Inácio Oliveira
Lembro como se fosse hoje o dia em que encontrei o livro. Era uma manhã chuvosa de maio, as águas da chuva haviam inundado as ruas, não houvera aula naquele dia e a turma pôde sair mais cedo; eu encontrei o livro que a enxurrada trouxera até o tronco de uma árvore, era um calhamaço velho e gasto, de estranha tipografia. No caminho para casa eu li o primeiro capítulo.
Em casa não tínhamos livros, a não ser livros didáticos que a escola nos dava. Até aquele momento eu não sabia que podia ler; enquanto avançava na leitura percebi que um homem que sabe ler pode possuir todas as coisas.

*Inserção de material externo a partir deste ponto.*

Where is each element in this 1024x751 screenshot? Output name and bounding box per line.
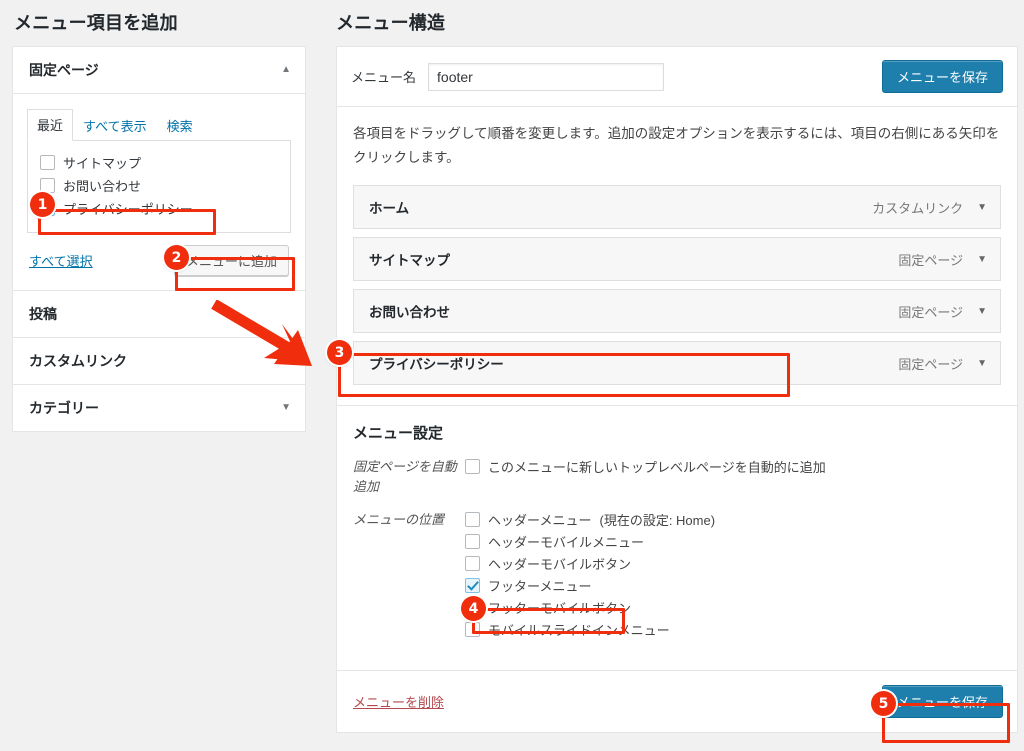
menu-structure-panel: メニュー構造 メニュー名 メニューを保存 各項目をドラッグして順番を変更します。…: [330, 0, 1024, 751]
location-label: フッターメニュー: [488, 579, 592, 595]
chevron-down-icon[interactable]: ▼: [977, 254, 987, 265]
menu-structure-box: メニュー名 メニューを保存 各項目をドラッグして順番を変更します。追加の設定オプ…: [336, 46, 1018, 734]
accordion-section-pages: 固定ページ ▲ 最近 すべて表示 検索 サイトマップ お問い合わせ プライバシー…: [12, 46, 306, 290]
menu-locations-label: メニューの位置: [353, 512, 445, 528]
menu-locations-row: メニューの位置 ヘッダーメニュー (現在の設定: Home) ヘッダーモバイルメ…: [353, 510, 1001, 642]
checkbox-mobile-slidein-menu[interactable]: [465, 622, 480, 638]
accordion-title-categories: カテゴリー: [29, 400, 99, 416]
checkbox-privacy-policy[interactable]: [40, 201, 55, 216]
checkbox-header-mobile-menu[interactable]: [465, 534, 480, 550]
location-label: ヘッダーモバイルボタン: [488, 557, 632, 573]
auto-add-pages-label: 固定ページを自動追加: [353, 459, 457, 494]
checkbox-header-mobile-button[interactable]: [465, 556, 480, 572]
location-label: ヘッダーモバイルメニュー: [488, 535, 645, 551]
accordion-title-posts: 投稿: [29, 306, 57, 322]
accordion-title-pages: 固定ページ: [29, 62, 99, 78]
accordion-section-categories: カテゴリー ▼: [12, 384, 306, 432]
tab-search[interactable]: 検索: [157, 110, 203, 141]
pages-checkbox-list: サイトマップ お問い合わせ プライバシーポリシー: [27, 141, 291, 233]
chevron-down-icon[interactable]: ▼: [281, 403, 291, 413]
accordion-section-posts: 投稿: [12, 290, 306, 337]
list-item-label: サイトマップ: [63, 156, 142, 171]
location-label: フッターモバイルボタン: [488, 601, 632, 617]
select-all-link[interactable]: すべて選択: [29, 251, 93, 270]
delete-menu-link[interactable]: メニューを削除: [353, 692, 444, 711]
menu-structure-footer: メニューを削除 メニューを保存: [337, 670, 1017, 733]
add-to-menu-button[interactable]: メニューに追加: [173, 245, 289, 276]
location-option-header-mobile-button[interactable]: ヘッダーモバイルボタン: [465, 554, 1001, 573]
accordion-title-custom-links: カスタムリンク: [29, 353, 127, 369]
location-note: (現在の設定: Home): [599, 513, 716, 529]
accordion-header-categories[interactable]: カテゴリー ▼: [13, 385, 305, 431]
checkbox-contact[interactable]: [40, 178, 55, 193]
table-row[interactable]: ホーム カスタムリンク ▼: [353, 185, 1001, 230]
location-label: モバイルスライドインメニュー: [488, 623, 670, 639]
checkbox-header-menu[interactable]: [465, 512, 480, 528]
checkbox-footer-mobile-button[interactable]: [465, 600, 480, 616]
menu-items-list: ホーム カスタムリンク ▼ サイトマップ 固定ページ ▼ お問い合わせ 固定ペー…: [337, 185, 1017, 405]
list-item-label: プライバシーポリシー: [63, 202, 193, 217]
menu-item-type: カスタムリンク: [872, 200, 964, 216]
save-menu-button-bottom[interactable]: メニューを保存: [881, 685, 1003, 719]
page-title-add-items: メニュー項目を追加: [14, 13, 178, 33]
menu-settings-heading: メニュー設定: [353, 425, 444, 443]
table-row[interactable]: サイトマップ 固定ページ ▼: [353, 237, 1001, 282]
location-label: ヘッダーメニュー: [488, 513, 592, 529]
page-title-menu-structure: メニュー構造: [336, 13, 446, 33]
checkbox-footer-menu[interactable]: [465, 578, 480, 594]
chevron-down-icon[interactable]: ▼: [281, 356, 291, 366]
location-option-footer-mobile-button[interactable]: フッターモバイルボタン: [465, 598, 1001, 617]
menu-item-type: 固定ページ: [898, 304, 964, 320]
checkbox-auto-add-pages[interactable]: [465, 459, 480, 475]
menu-item-title: お問い合わせ: [369, 305, 450, 321]
drag-hint-text: 各項目をドラッグして順番を変更します。追加の設定オプションを表示するには、項目の…: [353, 126, 1000, 165]
add-menu-items-panel: メニュー項目を追加 固定ページ ▲ 最近 すべて表示 検索 サイトマップ お問い…: [0, 0, 318, 751]
menu-settings-section: メニュー設定 固定ページを自動追加 このメニューに新しいトップレベルページを自動…: [337, 405, 1017, 670]
menu-item-title: サイトマップ: [369, 253, 450, 269]
location-option-mobile-slidein-menu[interactable]: モバイルスライドインメニュー: [465, 620, 1001, 639]
chevron-down-icon[interactable]: ▼: [977, 202, 987, 213]
accordion-header-posts[interactable]: 投稿: [13, 291, 305, 337]
menu-item-type: 固定ページ: [898, 356, 964, 372]
accordion-header-custom-links[interactable]: カスタムリンク ▼: [13, 338, 305, 384]
tab-recent[interactable]: 最近: [27, 109, 74, 141]
auto-add-pages-option[interactable]: このメニューに新しいトップレベルページを自動的に追加: [465, 457, 1001, 476]
menu-locations-list: ヘッダーメニュー (現在の設定: Home) ヘッダーモバイルメニュー ヘッダー…: [465, 510, 1001, 642]
post-type-accordion: 固定ページ ▲ 最近 すべて表示 検索 サイトマップ お問い合わせ プライバシー…: [12, 46, 306, 432]
accordion-header-pages[interactable]: 固定ページ ▲: [13, 47, 305, 94]
save-menu-button-top[interactable]: メニューを保存: [881, 60, 1003, 93]
list-item[interactable]: プライバシーポリシー: [38, 197, 280, 220]
location-option-header-menu[interactable]: ヘッダーメニュー (現在の設定: Home): [465, 510, 1001, 529]
menu-name-row: メニュー名 メニューを保存: [337, 47, 1017, 107]
table-row[interactable]: お問い合わせ 固定ページ ▼: [353, 289, 1001, 334]
accordion-section-custom-links: カスタムリンク ▼: [12, 337, 306, 384]
chevron-down-icon[interactable]: ▼: [977, 306, 987, 317]
screen-root: メニュー項目を追加 固定ページ ▲ 最近 すべて表示 検索 サイトマップ お問い…: [0, 0, 1024, 751]
list-item-label: お問い合わせ: [63, 179, 142, 194]
location-option-footer-menu[interactable]: フッターメニュー: [465, 576, 1001, 595]
menu-item-title: プライバシーポリシー: [369, 357, 504, 373]
auto-add-pages-option-label: このメニューに新しいトップレベルページを自動的に追加: [488, 460, 826, 476]
location-option-header-mobile-menu[interactable]: ヘッダーモバイルメニュー: [465, 532, 1001, 551]
checkbox-sitemap[interactable]: [40, 155, 55, 170]
pages-tabs: 最近 すべて表示 検索: [27, 108, 291, 141]
menu-name-label: メニュー名: [351, 70, 417, 85]
list-item[interactable]: サイトマップ: [38, 151, 280, 174]
pages-actions: すべて選択 メニューに追加: [27, 233, 291, 278]
auto-add-pages-row: 固定ページを自動追加 このメニューに新しいトップレベルページを自動的に追加: [353, 457, 1001, 496]
table-row[interactable]: プライバシーポリシー 固定ページ ▼: [353, 341, 1001, 386]
chevron-down-icon[interactable]: ▼: [977, 358, 987, 369]
menu-item-type: 固定ページ: [898, 252, 964, 268]
tab-view-all[interactable]: すべて表示: [73, 110, 157, 141]
list-item[interactable]: お問い合わせ: [38, 174, 280, 197]
accordion-body-pages: 最近 すべて表示 検索 サイトマップ お問い合わせ プライバシーポリシー すべて…: [13, 94, 305, 290]
menu-name-input[interactable]: [428, 62, 664, 91]
menu-item-title: ホーム: [369, 201, 410, 217]
chevron-up-icon[interactable]: ▲: [281, 65, 291, 75]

A narrativa era simples como uma história que acontece todos os dias, porém havia alguma coisa que me escapava o sentido; eram histórias curtas que se justapunham umas às outras formando uma rede cíclica de acontecimentos.
Anos depois quando reli o livro percebi que as histórias já não eram mais as mesmas; me ocorreu que talvez o livro possuísse uma infinita combinação de inumeráveis leituras. À medida que eu lia o livro, ele se tornava cada vez mais complexo e eu mesmo estava diferente.
A cada releitura era com fascínio e entusiasmo que eu abria o livro, o eterno espetáculo de uma literatura infinita.
Com o tempo pude vislumbrar os surpreendentes signos que compunham seu enredo, sem no entanto abarcar-lhe completamente o significado; tentei até uma inútil e frustrada exegese do livro, mas alguma coisa sempre me escapava.
O misterioso livro parecia conter todo o fluxo da História e remetia à totalidade da experiência humana; obra de um deus ou um demônio. Durante os anos da minha vida estive ocupado em ler o livro e decifrar seus estranhos signos; hoje posso perfeitamente compreender que certas coisas não podem ser compreendidas.
Estou velho e cansado, mas toda vez que leio o livro, eu olho para o mundo mesquinho ao meu redor com um vago sentimento de despedida, a leitura me ausenta, e depois eu sempre sinto uma estranha saudade de ter estado nalgum lugar em que eu nunca estive, nem nunca estarei.